As cytokines and TNF are poorly mediated by the body, there are constitutional affects such as significant fatigue and pain. The slow and steady destruction of joints, ligaments, wasting of muscles also causes significant pain. If you’ve ever seen someone’s mangled hands or feet from uncontrolled RA, you can imagine that as these structures deteriorate then twist and turn there is significant pain.

Also, unknown to the public is that only about 15% of people who have moderate-to-severe RA and require Biologic drugs like Humira or Remicade will ever have their symptoms well managed by these medications. When the disease is well managed the term is “remission” but really it is controlled symptoms by a life-long need to continue these medications that come with advertised risks of “life-threatening infections”. The other 75% might have periods of time with symptoms that are somewhat controlled. There is often the frustration of having no medications that are effective and going from one medication to the next as these medications fail to provide the necessary control.

It is devastating to watch the body deteriorate before one’s eyes and lose functioning. The saddest part is that people with RA are often not believed as the disease progresses because this disease is poorly understood by many medical professionals. Because RA hits 3 times more women than men usually starting around 40 years of age, women have historically been shamed into silence. It hasn’t gone unnoticed that the majority of medical doctors and researchers have been men, but this is changing.
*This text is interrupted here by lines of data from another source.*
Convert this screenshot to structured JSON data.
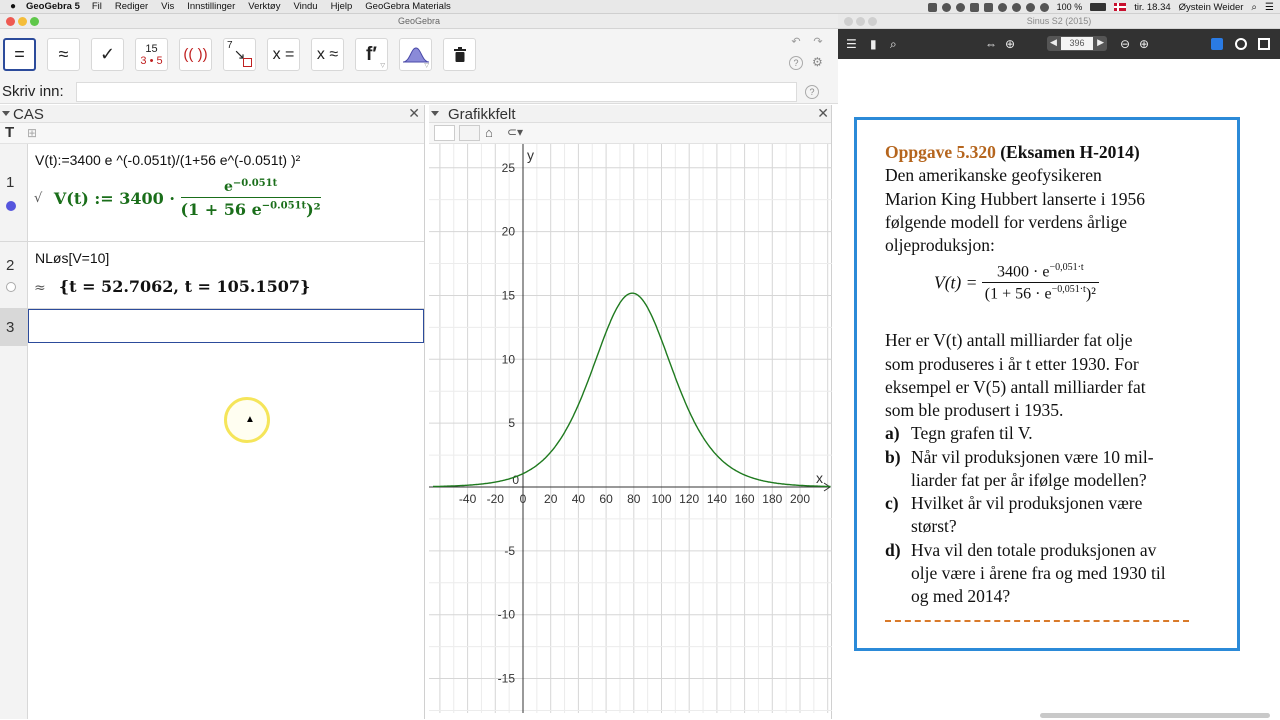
{
  "menubar": {
    "app_name": "GeoGebra 5",
    "items": [
      "Fil",
      "Rediger",
      "Vis",
      "Innstillinger",
      "Verktøy",
      "Vindu",
      "Hjelp",
      "GeoGebra Materials"
    ],
    "battery": "100 %",
    "clock": "tir. 18.34",
    "user": "Øystein Weider"
  },
  "window": {
    "title": "GeoGebra"
  },
  "toolbar": {
    "tools": [
      {
        "name": "evaluate-tool",
        "label": "="
      },
      {
        "name": "numeric-tool",
        "label": "≈"
      },
      {
        "name": "keep-input-tool",
        "label": "✓"
      },
      {
        "name": "factor-tool",
        "label_top": "15",
        "label_bottom": "3 • 5"
      },
      {
        "name": "expand-tool",
        "label": "(( ))"
      },
      {
        "name": "substitute-tool",
        "label": "7"
      },
      {
        "name": "solve-tool",
        "label": "x ="
      },
      {
        "name": "solve-numerically-tool",
        "label": "x ≈"
      },
      {
        "name": "derivative-tool",
        "label": "f′"
      },
      {
        "name": "probability-tool",
        "label": ""
      },
      {
        "name": "delete-tool",
        "label": ""
      }
    ]
  },
  "inputbar": {
    "label": "Skriv inn:",
    "value": ""
  },
  "cas": {
    "title": "CAS",
    "format_T": "T",
    "rows": [
      {
        "num": "1",
        "input": "V(t):=3400 e ^(-0.051t)/(1+56 e^(-0.051t) )²",
        "out_prefix": "√",
        "out_lhs": "V(t) := 3400 ·",
        "out_num": "e",
        "out_num_sup": "−0.051t",
        "out_den": "(1 + 56 e",
        "out_den_sup": "−0.051t",
        "out_den_end": ")²"
      },
      {
        "num": "2",
        "input": "NLøs[V=10]",
        "out_prefix": "≈",
        "output": "{t = 52.7062, t = 105.1507}"
      },
      {
        "num": "3",
        "input": ""
      }
    ]
  },
  "graphics": {
    "title": "Grafikkfelt",
    "x_axis_label": "x",
    "y_axis_label": "y"
  },
  "chart_data": {
    "type": "line",
    "title": "",
    "xlabel": "x",
    "ylabel": "y",
    "xlim": [
      -65,
      222
    ],
    "ylim": [
      -17,
      26
    ],
    "x_ticks": [
      -40,
      -20,
      0,
      20,
      40,
      60,
      80,
      100,
      120,
      140,
      160,
      180,
      200
    ],
    "y_ticks": [
      -15,
      -10,
      -5,
      0,
      5,
      10,
      15,
      20,
      25
    ],
    "function": "V(t)=3400e^(-0.051t)/(1+56e^(-0.051t))^2",
    "coefficients": {
      "a": 3400,
      "b": 56,
      "k": 0.051
    },
    "peak": {
      "x": 79,
      "y": 15.2
    },
    "grid": true,
    "color": "#1f7a1f"
  },
  "viewer": {
    "title": "Sinus S2 (2015)",
    "page": "396"
  },
  "document": {
    "heading_num": "Oppgave 5.320",
    "heading_rest": "(Eksamen H-2014)",
    "intro": [
      "Den amerikanske geofysikeren",
      "Marion King Hubbert lanserte i 1956",
      "følgende modell for verdens årlige",
      "oljeproduksjon:"
    ],
    "formula_lhs": "V(t) =",
    "formula_num": "3400 · e",
    "formula_num_sup": "−0,051·t",
    "formula_den": "(1 + 56 · e",
    "formula_den_sup": "−0,051·t",
    "formula_den_end": ")²",
    "body": [
      "Her er V(t) antall milliarder fat olje",
      "som produseres i år t etter 1930. For",
      "eksempel er V(5) antall milliarder fat",
      "som ble produsert i 1935."
    ],
    "tasks": [
      {
        "label": "a)",
        "lines": [
          "Tegn grafen til V."
        ]
      },
      {
        "label": "b)",
        "lines": [
          "Når vil produksjonen være 10 mil-",
          "liarder fat per år ifølge modellen?"
        ]
      },
      {
        "label": "c)",
        "lines": [
          "Hvilket år vil produksjonen være",
          "størst?"
        ]
      },
      {
        "label": "d)",
        "lines": [
          "Hva vil den totale produksjonen av",
          "olje være i årene fra og med 1930 til",
          "og med 2014?"
        ]
      }
    ]
  }
}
There is no cure. There is significantly less money spent on RA research than most similar diseases.

I have erosive, severe RA that is not being controlled by medications. I follow all treatment recommendations. I’m quietly terrified as are hundreds of thousands just like me !

Thanks, Richard for posting this report on valuable research. This is the kind of research patient’s should be able access and read carefully. It is one of the main tenants for a person with a newly diagnosed chronic disease: learn as much about that disease as possible and equally as much about possible treatments. In dealing with chronic pain from disease, knowledge is truly essential.

Thanks for digging this one up and reporting on it.